Le bon réflexe reste de comparer deux ou trois devis d’entreprises locales, à Brest, Quimper, Lorient, Vannes, Rennes ou Saint-Brieuc, de vérifier le SIRET et la décennale, et de demander des références dans votre secteur. Un électricien installé près de chez vous connaît le bâti breton, murs en pierre, longères aux circuits improbables, caves humides, et il sera encore là si un différentiel se met à déclencher trois mois après la réception.

Questions fréquentes

Quel est le prix d'une mise aux normes de tableau électrique ?

Comptez en général 800 à 1 800 euros pour le remplacement du tableau seul, et 1 500 à 4 000 euros pour une mise en sécurité complète de l'installation, terre comprise. Une rénovation électrique totale se chiffre plutôt au mètre carré, autour de 80 à 120 euros. Ces fourchettes sont indicatives, seule une visite permet un devis juste.

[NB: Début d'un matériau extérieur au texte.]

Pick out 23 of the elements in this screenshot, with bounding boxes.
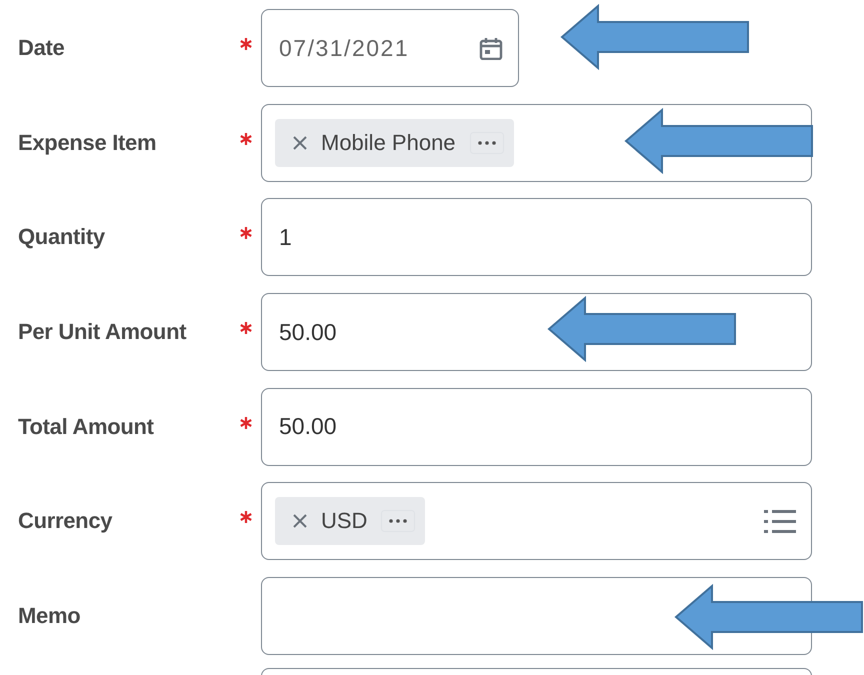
input-field[interactable] [261, 668, 812, 675]
field-label: Total Amount [17, 414, 155, 440]
field-label: Quantity [17, 224, 106, 250]
field-label: Date [17, 35, 66, 61]
list-icon[interactable] [764, 510, 796, 533]
more-icon[interactable] [381, 510, 416, 532]
input-field[interactable] [261, 577, 812, 656]
selected-chip[interactable]: Mobile Phone [275, 118, 514, 167]
more-icon[interactable] [470, 132, 504, 154]
calendar-icon[interactable] [479, 36, 503, 60]
field-label: Memo [17, 603, 82, 630]
input-field[interactable]: 50.00 [261, 388, 812, 466]
input-field[interactable]: 1 [261, 198, 812, 276]
select-field[interactable]: USD [261, 482, 812, 560]
input-field[interactable]: 50.00 [261, 293, 812, 372]
date-field[interactable]: 07/31/2021 [261, 9, 519, 87]
field-label: Currency [17, 508, 114, 534]
field-label: Expense Item [17, 130, 158, 156]
remove-icon[interactable] [293, 514, 307, 528]
field-label: Per Unit Amount [17, 319, 188, 346]
select-field[interactable]: Mobile Phone [261, 104, 812, 182]
remove-icon[interactable] [293, 136, 307, 150]
selected-chip[interactable]: USD [275, 497, 426, 546]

La norme NF C 15-100 est-elle obligatoire dans une maison ancienne ?

Non, elle n'est pas rétroactive. La NF C 15-100 s'applique aux installations neuves et aux rénovations totales. Pour une maison existante, on parle de mise en sécurité, qui correspond aux six points de contrôle du diagnostic électrique réglementaire. Le matériel posé lors des travaux, lui, doit être conforme aux exigences actuelles.

Comment savoir si mon tableau électrique est dangereux ?

Fusibles en porcelaine, absence d'interrupteur différentiel 30 mA, fils recouverts de tissu, prises sans broche de terre, odeur de plastique chaud, prises qui noircissent ou disjoncteur qui saute à répétition sont les signes les plus parlants. Plusieurs de ces signes réunis justifient une visite d'électricien sans attendre.

Le diagnostic électrique est-il obligatoire pour vendre ?

Oui, dès que l'installation a plus de quinze ans. L'état de l'installation intérieure d'électricité fait partie du dossier de diagnostic technique remis à l'acheteur et reste valable trois ans. Pour une location, le même diagnostic est annexé au bail et vaut six ans.

Faut-il une attestation Consuel après un changement de tableau ?

Pas dans la plupart des cas. Le simple remplacement du tableau, sans modification du branchement, ne déclenche en général pas d'attestation Consuel. Elle est exigée pour une installation neuve, une rénovation totale ou une remise en service du raccordement. L'électricien vous indique dans quelle situation vous êtes.

Combien de temps durent les travaux ?

Une journée suffit souvent pour remplacer un tableau quand les circuits existants sont conservés. Comptez deux à cinq jours pour une mise en sécurité avec création de terre et reprise de circuits, et une à plusieurs semaines pour une rénovation complète, selon la surface et l'occupation du logement.

Peut-on remplacer son tableau électrique soi-même ?

Rien ne l'interdit chez soi, mais c'est fortement déconseillé. Une erreur de calibre ou un serrage insuffisant peut provoquer un échauffement et un incendie des années plus tard. En cas de sinistre, l'expert d'assurance examine l'origine du feu, et à la vente le diagnostic révélera les anomalies. Le tableau est le coeur de la sécurité du logement, c'est un travail d'électricien.

Quelle TVA pour une rénovation électrique ?

Pour des travaux sur un logement achevé depuis plus de deux ans, le taux réduit de 10 pour cent peut s'appliquer, sous conditions, lorsque l'entreprise fournit le matériel et la pose. Le professionnel précise le taux retenu sur son devis.